よんばば つれづれ

民主主義を機能させる、自立した「ひとり」でありたい

春風に誘われて

私の花粉症は秋だったのだけれど、数年前から春も少し反応するようになり、今日はなんだか結構つらい。朝から出かけたのもいけなかったのかもしれない。


何年か前金融機関が一斉に支店を閉鎖した時期に、私がこちらに戻ってきて最初に口座を開いた信金の支店も閉鎖になってしまい、しかも駅ビルにも近くの大型店のATMコーナーにも利用できる機械がなくとても不便になっていた。あらかたの用事は他の口座に移したが、一件だけ年に4回振り込みのあるものが口座変更するチャンスもなく残っていて解約もできずにいた。

やっとそれも口座変更の手続きが終わったので、暖かさにも誘われて今日解約に出かけた。この間まで冬の上着だったけれど今日は春のジャケットで出た。それでも途中でいらなくなるほど暖かった。通り道にある大型店の駐車場わきの桜並木はだいぶ花が開き始めていた。

そのあたりは十数年前まで実家があった場所でもあり、私自身も17歳でそこに引っ越し、嫁ぐまでの間両親や兄一家と暮らしたところだ。お店などだいぶ変わってしまった部分もあるが、それでも私が住んでいた頃の名残りをとどめるところもあり懐かしい。

人手に渡ってしまった実家の前を通ってみた。玄関わきのピンクの椿の木がとても大きくなり見事な花をいっぱい咲かせていたが、植木の好きな母が住んでいた頃のようなプランターや鉢の花はなく、寂しい感じがした。この家にいたころの母はまだシャッキシャキだったっけ・・・と思ったら胸が締め付けられた。

あのままここで暮らすことができていたら、いま母はどんなだったろう。「たられば」のことを考えても仕方がないとは思うが、やはり80歳過ぎて転居を余儀なくされた母が少々不憫になる。住み慣れた場所でなじみの人々と頻繁に昔話をしながら暮らせたら、頭の霧が濃くなることはなかっただろう。家の中のことを手伝ったり植木の手入れなどの仕事があって体を動かしていれば、足が弱ることもなかっただろう。
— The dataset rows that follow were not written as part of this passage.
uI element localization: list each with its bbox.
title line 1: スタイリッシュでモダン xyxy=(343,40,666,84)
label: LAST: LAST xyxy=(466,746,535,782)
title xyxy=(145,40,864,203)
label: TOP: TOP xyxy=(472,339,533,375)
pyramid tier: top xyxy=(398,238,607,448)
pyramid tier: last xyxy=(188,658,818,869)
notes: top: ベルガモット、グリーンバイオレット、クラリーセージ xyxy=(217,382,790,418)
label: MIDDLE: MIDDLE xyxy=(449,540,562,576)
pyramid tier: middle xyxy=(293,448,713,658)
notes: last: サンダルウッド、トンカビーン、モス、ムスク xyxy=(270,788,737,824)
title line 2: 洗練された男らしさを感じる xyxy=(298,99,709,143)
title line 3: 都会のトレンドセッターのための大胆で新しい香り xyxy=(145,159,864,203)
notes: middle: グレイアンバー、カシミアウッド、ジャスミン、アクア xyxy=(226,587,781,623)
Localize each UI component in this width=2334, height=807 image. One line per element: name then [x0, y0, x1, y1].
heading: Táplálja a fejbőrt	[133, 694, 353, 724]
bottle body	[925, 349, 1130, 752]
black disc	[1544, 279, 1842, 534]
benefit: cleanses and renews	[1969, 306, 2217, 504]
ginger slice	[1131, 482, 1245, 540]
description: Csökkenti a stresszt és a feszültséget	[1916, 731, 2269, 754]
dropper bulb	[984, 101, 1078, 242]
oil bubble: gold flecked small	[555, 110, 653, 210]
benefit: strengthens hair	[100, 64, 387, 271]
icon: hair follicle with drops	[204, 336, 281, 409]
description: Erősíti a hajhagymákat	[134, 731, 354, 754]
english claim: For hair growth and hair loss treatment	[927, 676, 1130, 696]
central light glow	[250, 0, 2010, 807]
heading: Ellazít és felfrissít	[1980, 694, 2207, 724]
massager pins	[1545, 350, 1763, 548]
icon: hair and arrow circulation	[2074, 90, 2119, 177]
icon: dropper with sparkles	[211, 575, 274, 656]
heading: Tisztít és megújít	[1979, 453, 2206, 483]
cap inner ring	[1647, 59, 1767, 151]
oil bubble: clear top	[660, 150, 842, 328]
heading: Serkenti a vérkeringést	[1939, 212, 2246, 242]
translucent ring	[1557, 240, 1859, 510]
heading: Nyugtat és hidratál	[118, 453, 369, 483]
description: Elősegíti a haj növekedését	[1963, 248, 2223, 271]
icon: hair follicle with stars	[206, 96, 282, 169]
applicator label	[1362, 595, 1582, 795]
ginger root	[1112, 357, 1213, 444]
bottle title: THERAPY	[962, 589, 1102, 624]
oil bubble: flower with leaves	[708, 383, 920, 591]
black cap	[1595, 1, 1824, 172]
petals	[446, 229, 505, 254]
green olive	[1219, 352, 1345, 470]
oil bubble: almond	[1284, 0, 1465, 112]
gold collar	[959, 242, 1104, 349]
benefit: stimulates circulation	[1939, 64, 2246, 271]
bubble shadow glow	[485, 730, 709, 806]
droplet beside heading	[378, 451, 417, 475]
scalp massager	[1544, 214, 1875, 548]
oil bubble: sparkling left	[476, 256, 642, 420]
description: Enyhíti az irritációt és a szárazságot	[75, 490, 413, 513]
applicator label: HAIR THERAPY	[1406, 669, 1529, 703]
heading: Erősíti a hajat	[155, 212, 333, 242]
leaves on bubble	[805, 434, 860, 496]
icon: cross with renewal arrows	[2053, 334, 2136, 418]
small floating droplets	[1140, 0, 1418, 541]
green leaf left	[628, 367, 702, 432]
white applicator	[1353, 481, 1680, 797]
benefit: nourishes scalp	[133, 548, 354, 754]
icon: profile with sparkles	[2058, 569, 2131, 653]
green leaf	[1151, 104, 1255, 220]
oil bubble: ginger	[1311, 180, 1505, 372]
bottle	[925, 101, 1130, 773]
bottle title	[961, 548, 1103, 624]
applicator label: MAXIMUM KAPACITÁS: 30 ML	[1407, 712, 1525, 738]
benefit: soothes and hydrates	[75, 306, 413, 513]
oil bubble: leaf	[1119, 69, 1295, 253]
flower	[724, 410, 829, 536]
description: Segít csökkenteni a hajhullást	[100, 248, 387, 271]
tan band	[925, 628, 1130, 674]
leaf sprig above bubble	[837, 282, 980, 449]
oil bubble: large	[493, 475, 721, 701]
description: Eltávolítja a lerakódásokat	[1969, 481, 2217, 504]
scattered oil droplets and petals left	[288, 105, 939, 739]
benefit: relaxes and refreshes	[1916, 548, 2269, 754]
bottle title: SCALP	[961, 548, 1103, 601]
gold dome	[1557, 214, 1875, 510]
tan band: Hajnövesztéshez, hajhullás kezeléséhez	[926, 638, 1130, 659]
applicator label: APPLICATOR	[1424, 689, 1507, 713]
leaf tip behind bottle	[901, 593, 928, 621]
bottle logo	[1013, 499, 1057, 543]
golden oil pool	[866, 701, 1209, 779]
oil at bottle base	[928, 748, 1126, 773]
その後、我の強い同士で兄とぶつかり、一緒に住むのは嫌だと自分で言い出したのだから自業自得ではあるのだけれど、それでももし私が戻って来ていなかったら母はどうしただろう。それでも兄のところを出ただろうか。一人ではとても暮らせない人だと思うけれど・・・。

私がこの地に戻ってきたときの母は70代だった。今の自分と一回りちょっと違うだけかと愕然とする。仕事を辞め毎日が日曜日の気楽な一人暮らしでのうのうと日を過ごしているが、今の生き方が必ず自分の老後に影響してくるだろう。せっかく母が身をもって学ばせてくれているのだから、しっかり意味のある生き方をしなければ。生きている限りなるべく長く、なにかちょっとでもいいから人の役に立ちたい。人のためになれる自分でいられるよう努力しなければと思う。



春に誘われてちょっと寄り道をして、花粉もくっつけて来てしまったようだけれども、来し方行く末をつらつら考える春の午後となりました。